France wants to facilitate the deportation of migrants without a residence permit and at the same time make it easier to hire foreign workers in sectors with a shortage of staff. "There is more hardship, (...) but also initiatives for regularization," Labor Minister Olivier Dussopt told the newspaper "Le Monde" (Wednesday edition).

France asked 122,000 migrants to leave the country last year. Only 17,000 of them left the country as part of a voluntary return or because they were deported. The low number of people leaving the country without a residence permit had become an issue in France in recent weeks after an Algerian woman who should have left the country was accused of killing a twelve-year-old.

"In the future, we will register all migrants with an exit order as wanted persons," Interior Minister Gérard Darmanin announced in "Le Monde". This would make it easier to track which of them actually left France. “The prefect should make life impossible for them and ensure, for example, that they receive neither social benefits nor social housing. We're shifting into a harder gear," Darmanin said. He also wanted to limit the opportunities to appeal.

The basic ban on deportation for migrants who were younger than 13 when they arrived is said to be overturned. In the future, judges will decide on a case-by-case basis.

Asylum procedures are also to be further accelerated. “It sometimes takes two years before a person becomes deportable. That gives her time to find undeclared work and possibly have children," Darmanin said. The minister regretted that there were tens of thousands who were difficult to deport, even though they actually had a notice to leave the country. "We must not allow time for rights to arise that contradict the prefecture's legal decisions," Darmanin said.

Labor Minister Dussopt, for his part, announced a new residence permit for sectors with a shortage of staff. "It's about posts that are already occupied by undocumented migrants," Dussopt emphasized when addressing the right-wing populists of the Rassemblement National (RN), who are calling for French people to be given preference in principle when jobs are allocated.
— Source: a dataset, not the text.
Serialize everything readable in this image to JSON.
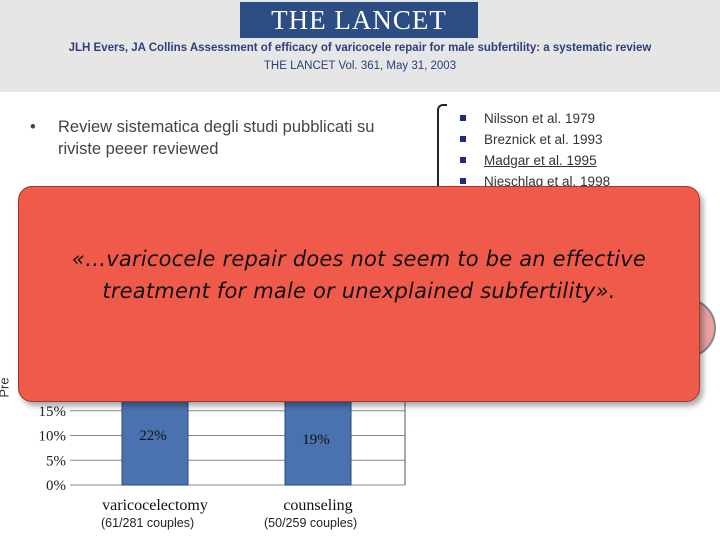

Right-wing and right-wing populist opposition politicians immediately criticized the proposals as too liberal and announced that they would vote against them. "It amounts to mass regularization, that would be crazy," said Congressman Aurélien Pradié, who is running for the Conservative Republican party leadership. MEP Jean-Philippe Tanguy from the right-wing populist RN called for training “French unemployed” to be better than hiring migrants.

The bill is scheduled to be debated in the National Assembly in early 2023. President Emmanuel Macron only introduced an immigration law in 2019 that was intended to speed up the asylum process. Since Marine Le Pen's RN formed the largest opposition faction in the National Assembly in April, the issue of immigration has received increased attention.